# Exploratory Data Analysis (EDA) - Red Wine Quality Dataset

## Introduction

**Exploratory Data Analysis (EDA)** is a critical first step in any data science project. It involves analyzing datasets to summarize their main characteristics, often using statistical graphics and visualization methods. EDA helps us understand the data, discover patterns, spot anomalies, test hypotheses, and check assumptions.

In this notebook, we'll perform a comprehensive EDA on the **Red Wine Quality dataset**, which contains physicochemical properties and quality ratings of red wine samples.

### What You'll Learn

1. **Data Loading and Initial Exploration**
2. **Understanding Data Structure and Types**
3. **Statistical Summary and Distribution Analysis**
4. **Missing Value Detection and Handling**
5. **Univariate Analysis** (analyzing individual variables)
6. **Bivariate Analysis** (analyzing relationships between variables)
7. **Multivariate Analysis** (analyzing multiple variables together)
8. **Correlation Analysis**
9. **Outlier Detection**
10. **Data Visualization Techniques**

### Why EDA is Important

- **Understand Your Data**: Know what you're working with
- **Data Quality Check**: Identify missing values, duplicates, and errors
- **Feature Understanding**: Learn which features are important
- **Pattern Discovery**: Find relationships and trends
- **Hypothesis Generation**: Form ideas for modeling
- **Communication**: Create visualizations to share insights

## 1. Import Necessary Libraries

Before we begin, let's import all the libraries we'll need for our analysis.

In [None]:
# Data manipulation and analysis
import pandas as pd
import numpy as np

# Data visualization
import matplotlib.pyplot as plt
import seaborn as sns

# Statistical analysis
from scipy import stats
from scipy.stats import skew, kurtosis

# Ignore warnings for cleaner output
import warnings
warnings.filterwarnings('ignore')

# Set visualization style
sns.set_style('whitegrid')
plt.rcParams['figure.figsize'] = (12, 6)
plt.rcParams['font.size'] = 11

print("Libraries imported successfully!")
print("=" * 60)
print("Pandas version:", pd.__version__)
print("NumPy version:", np.__version__)
print("Matplotlib version:", plt.matplotlib.__version__)
print("Seaborn version:", sns.__version__)
print("=" * 60)

## 2. Load and Initial Data Exploration

### About the Red Wine Quality Dataset

The Red Wine Quality dataset contains information about Portuguese "Vinho Verde" red wine samples.
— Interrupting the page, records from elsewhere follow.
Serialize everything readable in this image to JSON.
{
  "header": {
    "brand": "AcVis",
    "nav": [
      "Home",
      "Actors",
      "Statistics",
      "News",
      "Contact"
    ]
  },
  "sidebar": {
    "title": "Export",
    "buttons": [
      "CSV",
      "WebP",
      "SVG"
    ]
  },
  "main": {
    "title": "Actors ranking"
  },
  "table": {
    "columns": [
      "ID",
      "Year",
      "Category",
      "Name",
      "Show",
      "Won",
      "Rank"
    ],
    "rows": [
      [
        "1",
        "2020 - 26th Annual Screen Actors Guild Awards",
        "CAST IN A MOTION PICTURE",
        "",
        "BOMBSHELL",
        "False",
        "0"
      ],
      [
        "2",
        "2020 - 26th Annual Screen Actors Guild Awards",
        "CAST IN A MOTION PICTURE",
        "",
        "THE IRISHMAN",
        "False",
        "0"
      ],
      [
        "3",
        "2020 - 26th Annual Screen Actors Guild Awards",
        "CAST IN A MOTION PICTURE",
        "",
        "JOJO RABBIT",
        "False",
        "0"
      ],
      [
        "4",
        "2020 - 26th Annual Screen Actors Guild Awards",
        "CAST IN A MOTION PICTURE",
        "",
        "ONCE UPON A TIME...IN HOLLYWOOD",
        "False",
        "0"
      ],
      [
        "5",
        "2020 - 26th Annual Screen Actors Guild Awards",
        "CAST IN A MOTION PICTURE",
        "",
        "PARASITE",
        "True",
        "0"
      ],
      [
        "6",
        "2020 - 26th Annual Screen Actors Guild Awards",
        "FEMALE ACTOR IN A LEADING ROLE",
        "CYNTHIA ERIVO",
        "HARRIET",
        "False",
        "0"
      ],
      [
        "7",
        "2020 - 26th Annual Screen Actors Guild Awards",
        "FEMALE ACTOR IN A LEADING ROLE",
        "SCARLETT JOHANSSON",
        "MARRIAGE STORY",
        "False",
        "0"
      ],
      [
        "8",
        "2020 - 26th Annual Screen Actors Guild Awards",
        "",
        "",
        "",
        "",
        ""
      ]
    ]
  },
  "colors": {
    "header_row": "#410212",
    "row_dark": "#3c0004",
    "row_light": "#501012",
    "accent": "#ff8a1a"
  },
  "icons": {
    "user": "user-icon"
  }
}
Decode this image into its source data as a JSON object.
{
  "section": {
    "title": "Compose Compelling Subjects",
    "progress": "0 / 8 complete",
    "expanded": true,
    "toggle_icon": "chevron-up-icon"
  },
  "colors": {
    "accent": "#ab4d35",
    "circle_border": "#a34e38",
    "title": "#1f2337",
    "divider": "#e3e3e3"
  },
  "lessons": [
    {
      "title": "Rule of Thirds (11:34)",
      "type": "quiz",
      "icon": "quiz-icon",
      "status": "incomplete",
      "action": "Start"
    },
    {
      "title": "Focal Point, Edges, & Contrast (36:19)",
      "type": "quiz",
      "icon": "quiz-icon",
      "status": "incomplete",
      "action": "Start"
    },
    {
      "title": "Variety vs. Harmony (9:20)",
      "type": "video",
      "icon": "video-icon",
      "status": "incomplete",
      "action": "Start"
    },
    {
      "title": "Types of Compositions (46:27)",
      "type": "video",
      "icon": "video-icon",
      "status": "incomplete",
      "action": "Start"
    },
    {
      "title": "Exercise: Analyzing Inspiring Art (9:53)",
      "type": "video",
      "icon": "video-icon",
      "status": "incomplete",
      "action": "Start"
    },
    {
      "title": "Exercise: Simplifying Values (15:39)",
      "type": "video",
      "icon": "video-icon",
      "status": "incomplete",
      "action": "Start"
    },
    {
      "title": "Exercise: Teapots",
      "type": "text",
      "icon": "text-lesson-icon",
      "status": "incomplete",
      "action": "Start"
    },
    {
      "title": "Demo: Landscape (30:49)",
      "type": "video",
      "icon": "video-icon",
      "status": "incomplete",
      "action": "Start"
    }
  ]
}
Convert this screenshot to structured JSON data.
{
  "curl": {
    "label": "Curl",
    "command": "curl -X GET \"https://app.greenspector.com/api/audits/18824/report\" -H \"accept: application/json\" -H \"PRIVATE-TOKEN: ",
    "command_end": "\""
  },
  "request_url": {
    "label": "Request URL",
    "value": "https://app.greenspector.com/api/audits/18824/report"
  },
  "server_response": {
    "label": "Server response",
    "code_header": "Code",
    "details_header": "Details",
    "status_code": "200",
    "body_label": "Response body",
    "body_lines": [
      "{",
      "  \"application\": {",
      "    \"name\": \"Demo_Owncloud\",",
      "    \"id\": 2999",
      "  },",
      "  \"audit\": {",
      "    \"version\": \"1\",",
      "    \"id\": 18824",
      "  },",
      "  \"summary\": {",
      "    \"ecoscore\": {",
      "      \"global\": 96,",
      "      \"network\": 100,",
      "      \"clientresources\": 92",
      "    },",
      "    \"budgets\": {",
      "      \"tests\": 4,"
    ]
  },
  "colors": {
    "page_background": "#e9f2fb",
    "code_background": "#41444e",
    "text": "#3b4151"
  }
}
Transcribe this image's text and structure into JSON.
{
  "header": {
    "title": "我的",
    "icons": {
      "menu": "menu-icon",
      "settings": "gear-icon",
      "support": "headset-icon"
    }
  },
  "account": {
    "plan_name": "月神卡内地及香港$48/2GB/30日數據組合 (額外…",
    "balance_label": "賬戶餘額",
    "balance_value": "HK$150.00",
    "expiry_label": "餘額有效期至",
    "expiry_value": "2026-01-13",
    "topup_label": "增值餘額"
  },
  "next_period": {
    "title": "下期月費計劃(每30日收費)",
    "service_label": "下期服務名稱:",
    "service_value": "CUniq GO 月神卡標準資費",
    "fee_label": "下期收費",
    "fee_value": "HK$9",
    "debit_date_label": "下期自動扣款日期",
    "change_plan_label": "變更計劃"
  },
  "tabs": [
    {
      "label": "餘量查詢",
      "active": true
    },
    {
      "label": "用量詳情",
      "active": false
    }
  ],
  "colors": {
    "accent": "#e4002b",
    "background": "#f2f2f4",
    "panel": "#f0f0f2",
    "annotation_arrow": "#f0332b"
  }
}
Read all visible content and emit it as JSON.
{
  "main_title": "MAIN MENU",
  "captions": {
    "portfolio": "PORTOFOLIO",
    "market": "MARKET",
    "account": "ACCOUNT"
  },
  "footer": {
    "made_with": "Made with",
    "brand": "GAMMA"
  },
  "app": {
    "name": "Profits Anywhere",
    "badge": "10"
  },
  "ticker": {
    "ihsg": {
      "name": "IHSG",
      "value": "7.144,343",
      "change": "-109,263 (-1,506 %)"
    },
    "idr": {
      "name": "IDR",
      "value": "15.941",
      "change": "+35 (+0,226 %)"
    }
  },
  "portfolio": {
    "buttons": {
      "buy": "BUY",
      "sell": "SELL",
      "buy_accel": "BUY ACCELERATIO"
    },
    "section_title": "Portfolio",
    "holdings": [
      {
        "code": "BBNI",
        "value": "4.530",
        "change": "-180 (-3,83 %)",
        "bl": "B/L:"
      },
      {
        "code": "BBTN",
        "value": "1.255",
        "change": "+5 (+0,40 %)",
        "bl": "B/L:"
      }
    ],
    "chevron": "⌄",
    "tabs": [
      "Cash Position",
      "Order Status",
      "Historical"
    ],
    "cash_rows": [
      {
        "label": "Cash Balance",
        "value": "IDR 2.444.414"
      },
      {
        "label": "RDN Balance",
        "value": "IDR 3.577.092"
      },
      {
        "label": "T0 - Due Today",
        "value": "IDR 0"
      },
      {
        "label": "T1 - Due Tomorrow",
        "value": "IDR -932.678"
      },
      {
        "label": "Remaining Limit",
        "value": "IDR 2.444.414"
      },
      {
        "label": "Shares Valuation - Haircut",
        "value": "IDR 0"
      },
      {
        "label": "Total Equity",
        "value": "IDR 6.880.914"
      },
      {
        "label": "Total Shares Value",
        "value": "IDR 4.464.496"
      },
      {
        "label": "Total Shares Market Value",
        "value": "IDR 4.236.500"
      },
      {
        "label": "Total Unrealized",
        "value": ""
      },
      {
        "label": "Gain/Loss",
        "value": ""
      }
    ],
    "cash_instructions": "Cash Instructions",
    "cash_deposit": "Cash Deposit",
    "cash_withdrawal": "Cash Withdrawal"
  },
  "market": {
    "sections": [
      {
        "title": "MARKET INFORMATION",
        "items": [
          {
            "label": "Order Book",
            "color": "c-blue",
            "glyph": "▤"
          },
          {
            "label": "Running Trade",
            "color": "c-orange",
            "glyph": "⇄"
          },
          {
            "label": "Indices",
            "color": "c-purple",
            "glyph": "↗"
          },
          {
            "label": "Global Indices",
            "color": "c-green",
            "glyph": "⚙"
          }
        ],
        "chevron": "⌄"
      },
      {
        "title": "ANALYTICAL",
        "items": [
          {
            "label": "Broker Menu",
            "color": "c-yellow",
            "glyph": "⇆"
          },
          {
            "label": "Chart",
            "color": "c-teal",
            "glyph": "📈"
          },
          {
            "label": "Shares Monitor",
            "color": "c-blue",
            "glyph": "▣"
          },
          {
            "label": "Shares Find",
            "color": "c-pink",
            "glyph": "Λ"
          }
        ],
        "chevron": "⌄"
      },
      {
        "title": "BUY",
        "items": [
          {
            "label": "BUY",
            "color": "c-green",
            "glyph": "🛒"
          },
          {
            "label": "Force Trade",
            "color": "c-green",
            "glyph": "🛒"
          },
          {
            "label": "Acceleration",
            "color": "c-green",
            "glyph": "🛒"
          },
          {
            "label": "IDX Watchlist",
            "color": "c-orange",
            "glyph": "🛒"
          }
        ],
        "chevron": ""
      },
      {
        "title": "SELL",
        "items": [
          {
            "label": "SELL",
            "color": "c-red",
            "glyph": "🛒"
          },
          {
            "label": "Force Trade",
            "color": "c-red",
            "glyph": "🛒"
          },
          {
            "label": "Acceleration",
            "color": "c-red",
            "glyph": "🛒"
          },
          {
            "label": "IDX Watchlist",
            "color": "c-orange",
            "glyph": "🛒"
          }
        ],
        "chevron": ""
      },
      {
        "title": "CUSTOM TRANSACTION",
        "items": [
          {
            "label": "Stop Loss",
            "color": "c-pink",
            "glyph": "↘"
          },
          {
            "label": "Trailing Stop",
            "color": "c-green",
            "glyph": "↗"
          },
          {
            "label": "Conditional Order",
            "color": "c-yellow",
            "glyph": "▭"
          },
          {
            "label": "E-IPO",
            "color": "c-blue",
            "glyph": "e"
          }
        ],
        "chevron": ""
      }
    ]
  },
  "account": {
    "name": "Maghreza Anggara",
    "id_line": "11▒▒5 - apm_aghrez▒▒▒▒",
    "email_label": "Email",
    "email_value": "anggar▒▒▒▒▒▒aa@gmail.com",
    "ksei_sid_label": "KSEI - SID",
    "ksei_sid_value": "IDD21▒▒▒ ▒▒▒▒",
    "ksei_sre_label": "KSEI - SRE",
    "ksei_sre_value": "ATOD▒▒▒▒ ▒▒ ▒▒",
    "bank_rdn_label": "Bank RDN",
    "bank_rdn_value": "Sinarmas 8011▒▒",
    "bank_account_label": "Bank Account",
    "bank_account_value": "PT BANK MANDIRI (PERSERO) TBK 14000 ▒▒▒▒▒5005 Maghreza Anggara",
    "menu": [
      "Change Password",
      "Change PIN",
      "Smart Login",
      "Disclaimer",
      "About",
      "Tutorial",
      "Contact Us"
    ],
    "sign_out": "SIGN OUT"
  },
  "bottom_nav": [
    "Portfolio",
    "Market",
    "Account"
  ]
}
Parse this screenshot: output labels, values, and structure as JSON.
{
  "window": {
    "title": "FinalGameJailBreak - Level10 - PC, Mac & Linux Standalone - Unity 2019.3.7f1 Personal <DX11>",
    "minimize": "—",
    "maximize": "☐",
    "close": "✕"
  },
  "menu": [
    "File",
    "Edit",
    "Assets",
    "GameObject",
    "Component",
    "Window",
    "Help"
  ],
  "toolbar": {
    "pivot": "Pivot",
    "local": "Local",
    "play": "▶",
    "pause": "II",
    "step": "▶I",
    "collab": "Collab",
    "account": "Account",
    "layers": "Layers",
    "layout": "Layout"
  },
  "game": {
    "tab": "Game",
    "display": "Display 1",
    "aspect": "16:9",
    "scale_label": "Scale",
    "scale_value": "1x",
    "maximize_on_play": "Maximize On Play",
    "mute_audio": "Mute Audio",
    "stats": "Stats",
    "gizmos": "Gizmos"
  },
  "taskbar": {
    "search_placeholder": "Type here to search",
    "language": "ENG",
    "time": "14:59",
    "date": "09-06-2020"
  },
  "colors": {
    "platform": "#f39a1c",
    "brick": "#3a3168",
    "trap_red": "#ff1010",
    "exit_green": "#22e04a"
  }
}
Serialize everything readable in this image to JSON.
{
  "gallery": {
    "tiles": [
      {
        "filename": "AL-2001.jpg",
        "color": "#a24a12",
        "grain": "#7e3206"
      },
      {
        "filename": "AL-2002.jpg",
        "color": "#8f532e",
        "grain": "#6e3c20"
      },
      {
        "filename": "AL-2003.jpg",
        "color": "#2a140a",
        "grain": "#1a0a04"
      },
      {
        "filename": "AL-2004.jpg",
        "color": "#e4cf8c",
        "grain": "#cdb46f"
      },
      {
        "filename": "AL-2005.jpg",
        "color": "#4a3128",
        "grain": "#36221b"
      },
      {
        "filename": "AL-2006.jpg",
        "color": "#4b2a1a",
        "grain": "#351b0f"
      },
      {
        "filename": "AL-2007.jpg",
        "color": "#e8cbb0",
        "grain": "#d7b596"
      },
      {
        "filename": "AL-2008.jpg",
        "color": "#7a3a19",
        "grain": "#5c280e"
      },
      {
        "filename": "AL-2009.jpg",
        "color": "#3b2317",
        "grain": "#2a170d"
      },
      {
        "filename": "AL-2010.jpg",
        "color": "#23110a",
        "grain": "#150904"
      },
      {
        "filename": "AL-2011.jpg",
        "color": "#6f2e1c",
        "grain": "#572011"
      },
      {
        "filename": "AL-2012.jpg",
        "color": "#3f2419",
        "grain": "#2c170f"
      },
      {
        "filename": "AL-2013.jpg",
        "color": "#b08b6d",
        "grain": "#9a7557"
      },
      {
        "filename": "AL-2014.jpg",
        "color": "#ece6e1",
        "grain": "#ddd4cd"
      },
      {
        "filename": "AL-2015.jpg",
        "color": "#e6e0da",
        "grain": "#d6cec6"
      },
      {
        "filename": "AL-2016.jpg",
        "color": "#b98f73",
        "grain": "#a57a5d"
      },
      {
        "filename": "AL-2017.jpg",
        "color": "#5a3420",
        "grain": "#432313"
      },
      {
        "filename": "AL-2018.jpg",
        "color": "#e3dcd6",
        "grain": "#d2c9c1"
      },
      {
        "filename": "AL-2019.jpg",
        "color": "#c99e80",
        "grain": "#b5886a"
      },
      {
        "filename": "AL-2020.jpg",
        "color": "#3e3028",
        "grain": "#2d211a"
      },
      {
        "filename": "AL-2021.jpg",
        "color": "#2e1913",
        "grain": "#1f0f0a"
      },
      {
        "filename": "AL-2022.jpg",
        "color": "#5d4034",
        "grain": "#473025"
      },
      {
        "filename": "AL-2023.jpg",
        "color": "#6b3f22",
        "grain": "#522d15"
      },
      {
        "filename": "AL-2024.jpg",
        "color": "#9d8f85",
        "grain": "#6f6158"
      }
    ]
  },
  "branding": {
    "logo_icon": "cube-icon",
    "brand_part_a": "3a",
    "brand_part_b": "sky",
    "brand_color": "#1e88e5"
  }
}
Each row represents a wine sample with various physicochemical properties and a quality rating.

**Features:**
1. **fixed acidity**: Non-volatile acids (tartaric acid) in g/dm³
2. **volatile acidity**: Volatile acids (acetic acid) that can cause unpleasant vinegar taste in g/dm³
3. **citric acid**: Adds freshness and flavor to wines in g/dm³
4. **residual sugar**: Sugar remaining after fermentation in g/dm³
5. **chlorides**: Amount of salt in the wine in g/dm³
6. **free sulfur dioxide**: Free form of SO₂ that prevents microbial growth in mg/dm³
7. **total sulfur dioxide**: Total SO₂ (free + bound forms) in mg/dm³
8. **density**: Density of wine in g/cm³
9. **pH**: Acidity level (0-14 scale, most wines are 3-4)
10. **sulphates**: Wine additive that contributes to SO₂ levels in g/dm³
11. **alcohol**: Alcohol content in % vol

**Target Variable:**
- **quality**: Quality rating from 0 (very bad) to 10 (excellent) - scored by wine experts

In [None]:
# Load the dataset
# Note: Download from https://archive.ics.uci.edu/ml/datasets/wine+quality
# For this example, we'll create a sample dataset

# Create sample data for demonstration
np.random.seed(42)
n_samples = 1599

# Generate sample wine data with realistic distributions
data = {
    'fixed acidity': np.random.normal(8.32, 1.74, n_samples),
    'volatile acidity': np.random.gamma(2, 0.26, n_samples),
    'citric acid': np.random.beta(2, 2, n_samples) * 0.8,
    'residual sugar': np.random.exponential(2.5, n_samples),
    'chlorides': np.random.gamma(2, 0.044, n_samples),
    'free sulfur dioxide': np.random.gamma(2.5, 6.2, n_samples),
    'total sulfur dioxide': np.random.gamma(3, 15, n_samples),
    'density': np.random.normal(0.9967, 0.0019, n_samples),
    'pH': np.random.normal(3.31, 0.15, n_samples),
    'sulphates': np.random.gamma(3, 0.22, n_samples),
    'alcohol': np.random.normal(10.42, 1.08, n_samples),
}

# Generate quality scores (3-8, with most around 5-6)
quality_probs = [0.01, 0.03, 0.43, 0.40, 0.12, 0.01]
data['quality'] = np.random.choice(range(3, 9), n_samples, p=quality_probs)

# Create DataFrame
df = pd.DataFrame(data)

# Ensure realistic bounds
df['fixed acidity'] = df['fixed acidity'].clip(4, 16)
df['volatile acidity'] = df['volatile acidity'].clip(0.12, 1.58)
df['citric acid'] = df['citric acid'].clip(0, 1)
df['residual sugar'] = df['residual sugar'].clip(0.9, 15.5)
df['chlorides'] = df['chlorides'].clip(0.012, 0.611)
df['free sulfur dioxide'] = df['free sulfur dioxide'].clip(1, 72)
df['total sulfur dioxide'] = df['total sulfur dioxide'].clip(6, 289)
df['density'] = df['density'].clip(0.99007, 1.00369)
df['pH'] = df['pH'].clip(2.74, 4.01)
df['sulphates'] = df['sulphates'].clip(0.33, 2.0)
df['alcohol'] = df['alcohol'].clip(8.4, 14.9)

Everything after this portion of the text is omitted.